Fighting blocks humanitarian assistance in Upper Nile: IOM
January 31, 2017 (JUBA) – The International Organisation for Migration (IOM) said it has been forced to suspend humanitarian activities in Wau Shilluk in South Sudan’s Upper Nile area, due to violent clashes over the weekend, putting thousands at risk.
Increasing insecurity, the agency said, forced it to indefinitely post pone the registration of nearly 3,000 vulnerable individuals for humanitarian assistance.
“Violence in Upper Nile has once again hindered the ability of IOM and other relief agencies to provide assistance to populations seriously in need,” said IOM South Sudan chief of mission, William Barriga, adding that, “Civilians will undoubtedly suffer as sporadic fighting makes it more difficult for aid workers to deliver services.”
According to IOM, clashes between South Sudan’s warring factions began south of Wau Shilluk on 25 January and continued to spread in the direction of Wau Shilluk and Malakal town.

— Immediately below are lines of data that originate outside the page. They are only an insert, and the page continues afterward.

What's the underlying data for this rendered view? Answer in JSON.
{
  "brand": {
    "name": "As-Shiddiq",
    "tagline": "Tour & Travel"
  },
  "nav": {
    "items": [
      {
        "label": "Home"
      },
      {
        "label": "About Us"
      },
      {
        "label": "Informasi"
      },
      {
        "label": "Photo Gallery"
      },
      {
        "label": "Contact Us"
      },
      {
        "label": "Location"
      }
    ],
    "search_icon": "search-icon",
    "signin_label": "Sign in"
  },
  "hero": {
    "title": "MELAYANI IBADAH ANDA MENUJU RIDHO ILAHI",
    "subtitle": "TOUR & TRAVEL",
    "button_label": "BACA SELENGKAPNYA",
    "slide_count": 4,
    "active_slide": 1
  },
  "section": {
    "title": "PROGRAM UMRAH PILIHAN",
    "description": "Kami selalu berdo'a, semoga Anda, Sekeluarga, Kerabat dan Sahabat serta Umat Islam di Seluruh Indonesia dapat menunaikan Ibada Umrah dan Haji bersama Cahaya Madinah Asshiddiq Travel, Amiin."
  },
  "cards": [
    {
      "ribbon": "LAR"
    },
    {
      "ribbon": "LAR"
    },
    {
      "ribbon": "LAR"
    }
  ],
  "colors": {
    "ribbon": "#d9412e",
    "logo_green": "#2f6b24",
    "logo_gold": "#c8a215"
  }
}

The shelling, the agency said, gradually grew closer to Wau Shilluk on 27 January just as the 14-person IOM team was about to resume registration, forcing staff to evacuate to safer areas with the support of World Vision.
An estimated 2,000 to 3,000 people remained to be registered when the team was forced to evacuate. Between 16–26 January, 20,446 people were registered or verified as previously registered last year, it said.
“Maintaining accurate registration information informs more accurate response planning and tracking of displacement trends in the volatile Upper Nile region,” IOM said in a statement.
Wau Shilluk is located across the White Nile River from Malakal town, one of South Sudan’s largest urban areas before the current crisis and home to more than 33,000 internally displaced persons who are sheltering at protection of civilians (PoC) sites.
IOM, however, estimates that between 12 November and 30 December when river access opened, more than 2,000 people left the Malakal PoC site to travel to Wau Shilluk to re-join family members, cultivate land or proceed on to refugee camps in Sudan.
“Only 60 percent of these indicated that they intended to leave permanently,” stressed the agency.
Nearly two million people have been displaced internally and another 1.17 million people have fled to neighbouring countries since the South Sudan crisis erupted in mid-December 2013.